Thursday, October 5, 2017

Murmuration in the Park

      A group of starlings is a murmuration. Murmurations flow and swoop in aerial dances, individual birds communicating by anticipation, like a line of chorus girls, each knowing when to lift her leg at the precise rhythmical moment. Dancers of all traditions communicate in the same way. Whales in pods communicate.
     With that inspiration, a performance troupe called Lelavision (my son and daughter-in-law, Ela and Leah) created Interspecies Communication, both a sculpture, conceived and built by Ela, of a starling with movable wings, flying over a truck-bed whale, and a community event, a gathering of dancers and musicians of many traditions, conceived and organized by Leah. This murmuration took place in Duwamish Waterway Park in Seattle last weekend, and I wouldn't have missed it for the world.
      I arrived the day before the event to help assemble the sculpture, which had been packed in pieces onto a Mitsubishi flatbed for travel. It was after dark when the forklift raised the bird, with its sixty-foot wingspan, into the air and lowered it carefully atop the thirty-foot poles bolted to the truck at the back of the cab.
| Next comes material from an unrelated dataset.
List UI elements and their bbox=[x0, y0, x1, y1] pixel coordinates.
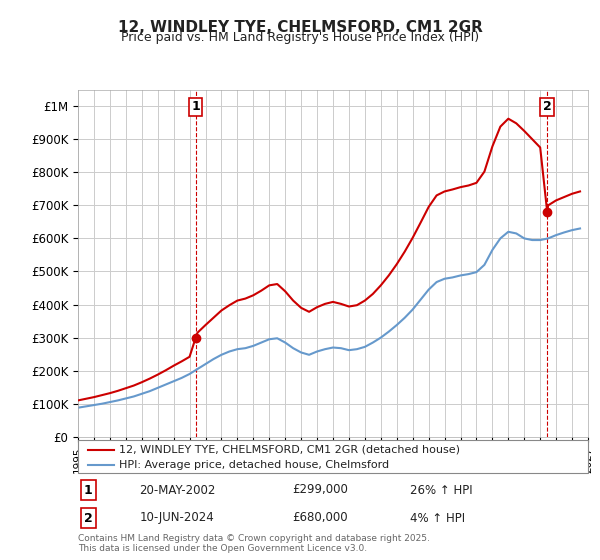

It glowed and glittered in the floodlights, its two hundred smaller birds, lined up in the open-frame wings, twirling and twinkling in the wind.
       The next day the whale was assembled over the truck (head on the cab; tail drooped down the back end),
and at 3:00 two men from a yoga institute in Seattle, one dressed in white with a tall white turban, started the event with a gong and a drum.
Then the president of the Duwamish tribe, on whose land the park had been established, accepted tributes. After that the murmuration swirled and swooped: an Indian mudra dancer in bright fluttery scarves and skirt; dancers of the Japanese Butoh, in white-face make-up, black pants, and white tunics;
a gaggle of children dancing with miniature movable-wing bird sculptures they had made; a large black woman in a high black turban drumming and singing for the Interplay dancers (one of whom danced in bright yellow rubber boots). The dancers were on the grass, the musicians on the back of the whale, the audience facing the river and a swoop of crows over the Seattle city-scape beyond it. Above everything rose the sculpture with the bird's long beak pointing into the distance and the smaller birds in its wide-spread scalloped wings whirling and twinkling against the black clouds that threatened but never produced rain.
        Then Ela, on the stage, started playing his smaller sculpture-instruments, recording their music in a feed-back loop. Behind him Leah pulled a strap hanging from the body of the bird, down and up, making the bird’s wings wave. As the music swelled orchestrally and the bird flew gracefully thirty feet overhead, Leah, dancer and aerial artist, pulled herself into the strap, letting her acrobatics and rhythmical movements keep the bird flying, wingbeat by wingbeat.
Somersault by arabesque she hoisted herself higher and higher until she was just under the body of the bird. Ela left the music to loop along by itself and climbed onto the top of the whale’s head. Muscularly, he and Leah pulled themselves into the open framework of the bird.
They lay down in the body, their arms outstretched like wings. Because they were in the sky and the bird's wings were flowing, the impression, movement by movement, was that the dancers, too, were flying: dancers, bird, whale, and audience in an interspecies communication. Finally the dancers stood upright in the body of the bird,
their arms straight overhead, flying over the trees, through the sky, and on to unknown heavens, their silver-gray and sequined outfits sparkling like the inset twirling birds against the dramatically dark sky.
         Back on the ground, Leah led us all in a communal dance: “Walk. Come on. Everyone can walk. Run. Spin,” and so on, until most of the audience was running and spinning and dancing. Then she had us join hands and led us in a spiral, into the center and back out to a circle. 
        After more dances, and recitations by Seattle's poetry-slam winner, and fabulous nonsense-word singing by a Seattle artist, Ela invited the audience-participants – anyone who wanted to – to climb up the whale-tail ramp and pull the strap to send the bird a-flying. It was surprisingly easy to do. Little children, hardly tall enough to reach the strap, could pull it.
The trick was to listen to the bird's communication of movement, to find its graceful, meditative rhythm – the pull-and-let-go, the beat of the twinkling wings. 
       As twilight darkened into night, we ate grilled hot dogs and continued the murmuration in smaller groups. Green and purple lights came on the sculpture. The wings twinkled with subtle color, no less aerial than those of the planes flying over our heads to a landing at SeaTac airport.
       The next day we disassembled everything, loaded the bird and the whale onto the truck,
and Ela drove it all home to await the next murmuration in some other city at some other time. If it comers near you, don't miss it.